Song by Tyler, the Creator

from the album Chromakopia
- Released: October 28, 2024
- Genre: Hip hop
- Length: 2:45
- Label: Columbia
- Songwriter: Tyler Okonma
- Producers: Tyler, the Creator

= Rah Tah Tah =

2024 song by Tyler, the Creator

"Rah Tah Tah" is a song by American rapper and producer Tyler, the Creator, released as the second track from his eighth studio album, Chromakopia (2024).

==Composition==
Inspired by West Coast and southern hip hop sound, the song revolves around the pressures of fame on Tyler, the Creator and his paranoia.
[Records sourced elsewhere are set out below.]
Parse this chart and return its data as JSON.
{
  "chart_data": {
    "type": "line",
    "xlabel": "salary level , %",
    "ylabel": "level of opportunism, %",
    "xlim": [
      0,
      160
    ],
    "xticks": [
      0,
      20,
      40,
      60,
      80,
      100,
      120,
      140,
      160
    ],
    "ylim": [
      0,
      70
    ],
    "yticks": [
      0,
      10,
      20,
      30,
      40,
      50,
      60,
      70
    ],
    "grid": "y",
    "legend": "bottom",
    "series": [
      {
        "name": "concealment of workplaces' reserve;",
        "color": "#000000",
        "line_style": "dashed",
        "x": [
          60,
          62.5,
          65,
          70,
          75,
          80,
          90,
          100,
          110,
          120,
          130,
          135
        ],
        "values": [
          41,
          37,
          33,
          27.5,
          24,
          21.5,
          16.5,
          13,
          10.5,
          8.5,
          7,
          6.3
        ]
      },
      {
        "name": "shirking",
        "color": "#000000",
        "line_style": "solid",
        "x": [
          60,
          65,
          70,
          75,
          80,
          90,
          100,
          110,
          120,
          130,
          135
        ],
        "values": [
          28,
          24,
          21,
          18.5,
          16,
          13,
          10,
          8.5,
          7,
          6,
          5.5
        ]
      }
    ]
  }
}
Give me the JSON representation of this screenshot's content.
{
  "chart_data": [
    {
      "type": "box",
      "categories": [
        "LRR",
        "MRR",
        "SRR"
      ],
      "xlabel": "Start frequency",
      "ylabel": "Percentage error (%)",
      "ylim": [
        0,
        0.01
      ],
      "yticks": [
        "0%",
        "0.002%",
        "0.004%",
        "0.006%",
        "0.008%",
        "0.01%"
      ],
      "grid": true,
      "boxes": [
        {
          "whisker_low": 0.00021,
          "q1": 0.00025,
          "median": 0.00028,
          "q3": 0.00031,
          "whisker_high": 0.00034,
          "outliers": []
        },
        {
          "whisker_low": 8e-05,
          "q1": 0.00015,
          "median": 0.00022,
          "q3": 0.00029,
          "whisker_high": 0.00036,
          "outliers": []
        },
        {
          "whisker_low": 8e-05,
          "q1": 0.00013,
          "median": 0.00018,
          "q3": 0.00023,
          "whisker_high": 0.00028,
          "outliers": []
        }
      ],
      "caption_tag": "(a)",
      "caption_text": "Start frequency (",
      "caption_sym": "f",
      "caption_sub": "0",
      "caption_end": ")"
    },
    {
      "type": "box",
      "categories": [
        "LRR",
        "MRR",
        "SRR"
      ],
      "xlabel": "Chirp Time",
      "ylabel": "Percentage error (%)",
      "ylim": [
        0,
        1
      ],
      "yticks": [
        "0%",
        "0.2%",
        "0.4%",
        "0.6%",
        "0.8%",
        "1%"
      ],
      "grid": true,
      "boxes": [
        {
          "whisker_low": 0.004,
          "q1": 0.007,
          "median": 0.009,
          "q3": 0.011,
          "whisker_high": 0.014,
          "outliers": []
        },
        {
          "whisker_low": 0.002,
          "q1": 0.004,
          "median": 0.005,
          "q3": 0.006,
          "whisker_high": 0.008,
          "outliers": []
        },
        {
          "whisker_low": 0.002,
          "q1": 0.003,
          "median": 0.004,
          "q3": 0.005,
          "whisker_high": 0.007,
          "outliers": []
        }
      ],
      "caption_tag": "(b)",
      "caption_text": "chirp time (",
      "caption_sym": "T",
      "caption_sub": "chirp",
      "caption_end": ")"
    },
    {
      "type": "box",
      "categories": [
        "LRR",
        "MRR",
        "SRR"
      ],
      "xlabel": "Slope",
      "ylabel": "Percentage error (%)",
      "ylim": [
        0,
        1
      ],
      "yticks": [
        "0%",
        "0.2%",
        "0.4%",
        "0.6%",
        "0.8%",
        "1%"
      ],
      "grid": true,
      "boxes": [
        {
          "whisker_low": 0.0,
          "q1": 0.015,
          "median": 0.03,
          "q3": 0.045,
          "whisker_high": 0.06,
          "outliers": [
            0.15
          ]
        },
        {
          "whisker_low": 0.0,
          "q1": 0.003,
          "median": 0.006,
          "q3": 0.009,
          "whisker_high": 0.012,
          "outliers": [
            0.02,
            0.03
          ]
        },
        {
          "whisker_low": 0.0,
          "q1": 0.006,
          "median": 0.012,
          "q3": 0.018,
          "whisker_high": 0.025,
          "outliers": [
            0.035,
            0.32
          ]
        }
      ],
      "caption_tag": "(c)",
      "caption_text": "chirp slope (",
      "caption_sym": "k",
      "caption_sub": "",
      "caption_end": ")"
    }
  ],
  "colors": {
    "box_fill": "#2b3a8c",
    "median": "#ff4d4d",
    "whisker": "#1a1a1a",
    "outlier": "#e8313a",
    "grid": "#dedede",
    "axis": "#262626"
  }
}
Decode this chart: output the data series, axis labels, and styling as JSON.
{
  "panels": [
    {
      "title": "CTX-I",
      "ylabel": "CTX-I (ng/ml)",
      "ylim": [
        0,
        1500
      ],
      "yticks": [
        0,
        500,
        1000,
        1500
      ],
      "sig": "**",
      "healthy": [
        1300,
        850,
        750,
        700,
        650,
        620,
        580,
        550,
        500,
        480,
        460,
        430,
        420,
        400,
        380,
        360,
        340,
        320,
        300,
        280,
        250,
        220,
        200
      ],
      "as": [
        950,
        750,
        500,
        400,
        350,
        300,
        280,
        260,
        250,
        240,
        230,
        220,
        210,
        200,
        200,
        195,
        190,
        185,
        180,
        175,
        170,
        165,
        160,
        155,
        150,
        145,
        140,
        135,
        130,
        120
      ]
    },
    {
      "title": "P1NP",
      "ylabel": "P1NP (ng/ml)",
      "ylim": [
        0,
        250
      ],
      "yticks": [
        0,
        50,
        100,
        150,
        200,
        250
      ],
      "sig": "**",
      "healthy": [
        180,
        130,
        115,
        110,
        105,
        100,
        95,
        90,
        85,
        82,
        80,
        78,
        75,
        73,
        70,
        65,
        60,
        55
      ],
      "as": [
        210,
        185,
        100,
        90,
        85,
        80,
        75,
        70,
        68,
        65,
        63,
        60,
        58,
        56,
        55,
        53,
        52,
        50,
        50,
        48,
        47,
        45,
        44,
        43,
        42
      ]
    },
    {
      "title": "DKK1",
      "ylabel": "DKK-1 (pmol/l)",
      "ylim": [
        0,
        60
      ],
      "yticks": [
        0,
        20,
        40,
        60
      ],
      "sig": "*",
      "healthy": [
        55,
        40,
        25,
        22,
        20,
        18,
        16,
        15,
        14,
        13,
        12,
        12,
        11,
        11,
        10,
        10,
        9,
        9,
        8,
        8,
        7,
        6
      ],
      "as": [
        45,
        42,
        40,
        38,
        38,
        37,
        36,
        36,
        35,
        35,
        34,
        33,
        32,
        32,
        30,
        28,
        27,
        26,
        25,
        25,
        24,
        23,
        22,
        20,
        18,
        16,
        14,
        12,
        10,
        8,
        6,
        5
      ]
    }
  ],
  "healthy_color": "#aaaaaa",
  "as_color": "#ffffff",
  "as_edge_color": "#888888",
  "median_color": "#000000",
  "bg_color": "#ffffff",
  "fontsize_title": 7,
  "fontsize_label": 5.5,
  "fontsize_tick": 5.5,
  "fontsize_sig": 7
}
Tyler also references the singer Usher and fellow Odd Future member Lionel Boyce's turn to acting, before proclaiming himself as the biggest rapper out of Los Angeles after Kendrick Lamar.

==Critical reception==
The song received generally positive reviews. Alexander Cole of HotNewHipHop wrote, "As we heard in the song 'Noid,' one of the big concepts being talked about on the record is being paranoid. This certainly shines through on this track as Tyler seems out of his mind at points. His flow reflects that as he delves into inflections that we have never really heard from the artist. This is all backed up by some abrasive production that does a good job of illustrating Tyler's mental state." Steven Loftin of The Line of Best Fit stated "Igniting any semblance of fragility, the braggadocio chapter of 'Rah Tah Tah' is brief, lasting all of 2:45 – it'll keep the old-head ragers at bay". Jonah Krueger of Consequence called it "noisy, villainous, and sinful". Niall Smith of Clash commented, "the radio-worthy banger 'Rah Tah Tah' is like your go-to order at your favourite restaurant – predictable but nonetheless satisfying with each revisit." Paste's Matt Mitchell called the song a "maniacal rager", "featuring some of Tyler’s sneakiest lines yet". Paul Attard of Slant Magazine wrote "Despite some of the clunkers littered throughout 'Rah Tah Tah' ('Crib so damn big, I need a diaper and a sippy cup'), the hungry, give-no-fucks Tyler of the Goblin era is operating in full force here, his gruff voice traversing the track as if it's ready to start a brawl." Reviewing Chromakopia for AllMusic, David Crone described the song as part of the "militia-like opening trio" (alongside the songs "St. Chroma" and "Noid") that "creates a brilliant, unified new sound".

==Charts==

===Weekly charts===

Weekly chart performance for "Rah Tah Tah"
| Chart (2024) | Peak position |
|---|---|
| Australia (ARIA) | 25 |
| Australia Hip Hop/R&B (ARIA) | 6 |
| Canada Hot 100 (Billboard) | 31 |
| Global 200 (Billboard) | 26 |
| Latvia (LaIPA) | 8 |
| Lithuania (AGATA) | 23 |
| Ireland (IRMA) | 27 |
| New Zealand (Recorded Music NZ) | 27 |
| South Africa (TOSAC) | 51 |
| UK Hip Hop/R&B (OCC) | 5 |
| UK Streaming (OCC) | 42 |
| US Billboard Hot 100 | 16 |
| US Hot R&B/Hip-Hop Songs (Billboard) | 5 |

===Year-end charts===

Year-end chart performance for "Rah Tah Tah"
| Chart (2025) | Position |
|---|---|
| US Hot R&B/Hip-Hop Songs (Billboard) | 69 |

==Certifications==

Certifications for "Rah Tah Tah"
| Region | Certification | Certified units/sales |
| Canada (Music Canada) | Gold | 40,000^{‡} |
| United States (RIAA) | Platinum | 1,000,000^{‡} |
^{‡} Sales+streaming figures based on certification alone.